Kumohon, kesampingkanlah dulu ego mu dalam mepelajari agama. Karena, sudah terlalu banyak intoleransi yang lahir berkat rasa egoisme menutupi rasionlitasmu. Kalau kau ingin bukti, mari kita periksa data berapa banyak jumlah pelanggaran kebebasan beragama dan berkeyakinan di Indonesia sepanjang tahun 2018. Berdasarkan penelitian Setara Institute yang dilakukan di 34 provinsi di Indonesia bahwasannya terdapat 202 tindakan pelanggaran kebebasan beragama dan keyakinan (KBB). Apakah ini jumlah yang banyak? Tidak, jumlah ini masih jauh lebih sedikit dibandingkan dengan Myanmar atas permasalahan Rohingya yang sampai mengundang intervensi dunia internasional dalam menuntut tindakan segera.
Tapi jumlah bukanlah yang utama, sebab akan lebih manusiawi jika pelanggaran kebebasan beragama dan berkeyakinan (KBB) ini untuk tidak dibandingkan dengan negara yang memiliki angka yang lebih tinggi. Karena bagaimanapun, tindakan intoleransi ini adalah suatu hal yang keliru dan harus diselesaikan. Oleh karena itu, berapapun jumlahnya walaupun hanya berada pada interval 1 sampai 10, sebagai seorang jurnalis seharusnya kita tetap menaruh perhatian yang besar padanya agar masuk pada agenda public dan segera diselesaikan.
Keluhku sebenarnya, aku sudah lunglai untuk terus melihat masyarakat dan media serta jurnalis-jurnalisnya yang memarjinalkan kaum marjinal. Tapi pikiranku yang paling dalam dan penuh kesadaran berkata bahwa aku tidak mau lagi melihat, mendengar, dan merasakan hal-hal yang berbau intoleransi.
Karena aku menghargai pendahuluku. Biar ku beritahu, menurutmu untuk apa para founding fathers kita dahulu menciptakan "Bhineka Tunggal Ika" dengan penuh konflik pikiran dan perdebatan? Ini semua dilakukannya untuk mencegah terjadinya pertumpahan darah karena permasalahan SARA (Suku Agama Ras dan Antar golongan).
Coba kamu bayangkan betapa sedihnya mereka melihat para penerus bangsanya masih saja bergelut tentang mana yang benar dan yang salah? Apakah itu agamaku atau agamamu? Melihat kamu penerus bangsa masih saja hidup dengan egosentrismu terhadap agama, sampai merelakan bangsanya terpecah belah untuk hidupnya agamu seorang?
Kemanakan perginya kedua mata mu? Bukankah Tuhan berikan kedua mata agar kita bisa melihat keseluruhan alam semesta? Jangan menggunakan kacamata kuda dalam melihat kebenaran.
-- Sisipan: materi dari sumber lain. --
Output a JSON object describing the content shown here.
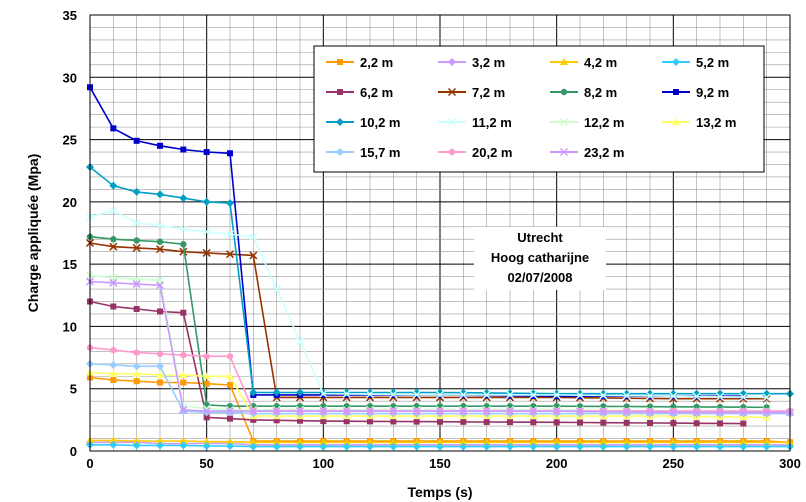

Karena dunia ini terlalu luas untuk kamu pahami hanya dengan kacamata kuda. Kemanakah perginya otakmu?
Bukankah Tuhan berikan otak sebagai perangkat untuk memahami kebenaran secara komprehensif? Jangan sia-siakan otakmu dengan berpikiran sempit karena potensinya sangatlah besar hingga bisa menghidupi dunia dengan teknologi canggih.
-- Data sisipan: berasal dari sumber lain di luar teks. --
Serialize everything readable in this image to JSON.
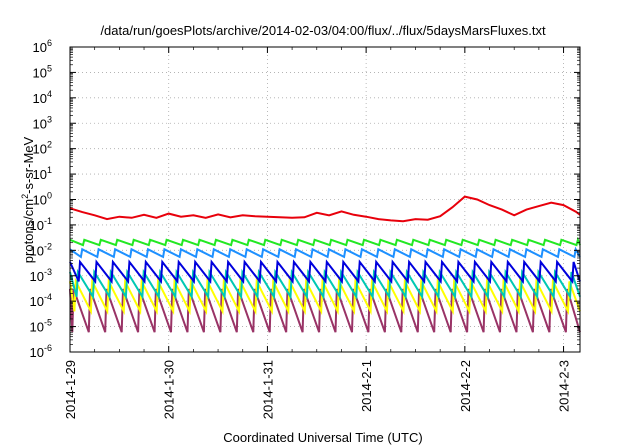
{
  "chart_data": {
    "type": "line",
    "title": "/data/run/goesPlots/archive/2014-02-03/04:00/flux/../flux/5daysMarsFluxes.txt",
    "xlabel": "Coordinated Universal Time (UTC)",
    "ylabel": {
      "base": "protons/cm",
      "sup": "2",
      "rest": "-s-sr-MeV"
    },
    "yscale": "log",
    "ylim": [
      1e-06,
      1000000.0
    ],
    "xlim": [
      "2014-01-29 00:00",
      "2014-02-03 04:00"
    ],
    "grid": true,
    "legend": "none",
    "x_ticks": [
      "2014-1-29",
      "2014-1-30",
      "2014-1-31",
      "2014-2-1",
      "2014-2-2",
      "2014-2-3"
    ],
    "y_ticks": [
      {
        "value": 1e-06,
        "base": "10",
        "exp": "-6"
      },
      {
        "value": 1e-05,
        "base": "10",
        "exp": "-5"
      },
      {
        "value": 0.0001,
        "base": "10",
        "exp": "-4"
      },
      {
        "value": 0.001,
        "base": "10",
        "exp": "-3"
      },
      {
        "value": 0.01,
        "base": "10",
        "exp": "-2"
      },
      {
        "value": 0.1,
        "base": "10",
        "exp": "-1"
      },
      {
        "value": 1.0,
        "base": "10",
        "exp": "0"
      },
      {
        "value": 10.0,
        "base": "10",
        "exp": "1"
      },
      {
        "value": 100.0,
        "base": "10",
        "exp": "2"
      },
      {
        "value": 1000.0,
        "base": "10",
        "exp": "3"
      },
      {
        "value": 10000.0,
        "base": "10",
        "exp": "4"
      },
      {
        "value": 100000.0,
        "base": "10",
        "exp": "5"
      },
      {
        "value": 1000000.0,
        "base": "10",
        "exp": "6"
      }
    ],
    "series": [
      {
        "color": "#e8000b",
        "x": [
          "2014-01-29 00:00",
          "2014-01-29 03:00",
          "2014-01-29 06:00",
          "2014-01-29 09:00",
          "2014-01-29 12:00",
          "2014-01-29 15:00",
          "2014-01-29 18:00",
          "2014-01-29 21:00",
          "2014-01-30 00:00",
          "2014-01-30 03:00",
          "2014-01-30 06:00",
          "2014-01-30 09:00",
          "2014-01-30 12:00",
          "2014-01-30 15:00",
          "2014-01-30 18:00",
          "2014-01-30 21:00",
          "2014-01-31 00:00",
          "2014-01-31 03:00",
          "2014-01-31 06:00",
          "2014-01-31 09:00",
          "2014-01-31 12:00",
          "2014-01-31 15:00",
          "2014-01-31 18:00",
          "2014-01-31 21:00",
          "2014-02-01 00:00",
          "2014-02-01 03:00",
          "2014-02-01 06:00",
          "2014-02-01 09:00",
          "2014-02-01 12:00",
          "2014-02-01 15:00",
          "2014-02-01 18:00",
          "2014-02-01 21:00",
          "2014-02-02 00:00",
          "2014-02-02 03:00",
          "2014-02-02 06:00",
          "2014-02-02 09:00",
          "2014-02-02 12:00",
          "2014-02-02 15:00",
          "2014-02-02 18:00",
          "2014-02-02 21:00",
          "2014-02-03 00:00",
          "2014-02-03 03:00",
          "2014-02-03 04:00"
        ],
        "y": [
          0.45,
          0.32,
          0.24,
          0.17,
          0.21,
          0.19,
          0.25,
          0.19,
          0.28,
          0.21,
          0.24,
          0.19,
          0.26,
          0.2,
          0.24,
          0.22,
          0.21,
          0.2,
          0.19,
          0.2,
          0.3,
          0.24,
          0.34,
          0.25,
          0.21,
          0.17,
          0.15,
          0.14,
          0.17,
          0.16,
          0.22,
          0.5,
          1.3,
          1.0,
          0.6,
          0.4,
          0.24,
          0.4,
          0.55,
          0.75,
          0.6,
          0.33,
          0.25
        ]
      },
      {
        "color": "#22e822",
        "x": [
          "2014-01-29 00:00",
          "2014-02-03 04:00"
        ],
        "y": [
          0.02,
          0.02
        ],
        "sawtooth": {
          "hi": 0.026,
          "lo": 0.016,
          "period_hours": 4
        }
      },
      {
        "color": "#1e90ff",
        "x": [
          "2014-01-29 00:00",
          "2014-02-03 04:00"
        ],
        "y": [
          0.008,
          0.008
        ],
        "sawtooth": {
          "hi": 0.011,
          "lo": 0.0055,
          "period_hours": 4
        }
      },
      {
        "color": "#0000dd",
        "x": [
          "2014-01-29 00:00",
          "2014-02-03 04:00"
        ],
        "y": [
          0.0015,
          0.0015
        ],
        "sawtooth": {
          "hi": 0.0035,
          "lo": 0.0006,
          "period_hours": 4
        }
      },
      {
        "color": "#00c8b4",
        "x": [
          "2014-01-29 00:00",
          "2014-02-03 04:00"
        ],
        "y": [
          0.0006,
          0.0006
        ],
        "sawtooth": {
          "hi": 0.0014,
          "lo": 0.00015,
          "period_hours": 4
        }
      },
      {
        "color": "#ffff00",
        "x": [
          "2014-01-29 00:00",
          "2014-02-03 04:00"
        ],
        "y": [
          0.0002,
          0.0002
        ],
        "sawtooth": {
          "hi": 0.0006,
          "lo": 4e-05,
          "period_hours": 4
        }
      },
      {
        "color": "#993366",
        "x": [
          "2014-01-29 00:00",
          "2014-02-03 04:00"
        ],
        "y": [
          5e-05,
          5e-05
        ],
        "sawtooth": {
          "hi": 0.0003,
          "lo": 6e-06,
          "period_hours": 4
        }
      }
    ]
  }
}
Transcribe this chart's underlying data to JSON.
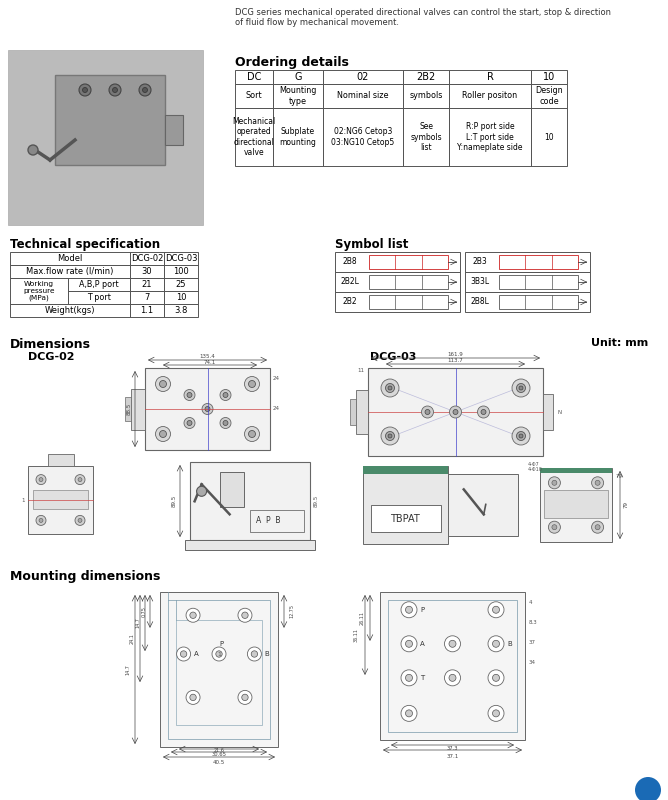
{
  "bg_color": "#ffffff",
  "title_text": "DCG series mechanical operated directional valves can control the start, stop & direction\nof fluid flow by mechanical movement.",
  "ordering_title": "Ordering details",
  "ordering_headers": [
    "DC",
    "G",
    "02",
    "2B2",
    "R",
    "10"
  ],
  "ordering_row1": [
    "Sort",
    "Mounting\ntype",
    "Nominal size",
    "symbols",
    "Roller positon",
    "Design\ncode"
  ],
  "ordering_row2": [
    "Mechanical\noperated\ndirectional\nvalve",
    "Subplate\nmounting",
    "02:NG6 Cetop3\n03:NG10 Cetop5",
    "See\nsymbols\nlist",
    "R:P port side\nL:T port side\nY:nameplate side",
    "10"
  ],
  "tech_title": "Technical specification",
  "symbol_title": "Symbol list",
  "symbol_rows": [
    [
      "2B8",
      "2B3"
    ],
    [
      "2B2L",
      "3B3L"
    ],
    [
      "2B2",
      "2B8L"
    ]
  ],
  "dim_title": "Dimensions",
  "unit_text": "Unit: mm",
  "dcg02_label": "DCG-02",
  "dcg03_label": "DCG-03",
  "mounting_title": "Mounting dimensions",
  "footer_color": "#1a6ab5",
  "line_color": "#666666",
  "dim_color": "#555555",
  "body_fill": "#f0f0f0",
  "photo_fill": "#cccccc"
}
Jangan nodai kitab suci yang datang dari Tuhan dengan pikiran sempitmu, karena isinya tidak bisa kamu pahami dengan hanya menerima sebagian kebenaran. Jangan juga kamu lupakan prinsip cover both side dalam menyampaikan kebeneran kepada masyarakat dalam tugas mu sebagai seorang jurnalis (penyambung lidah rakyat).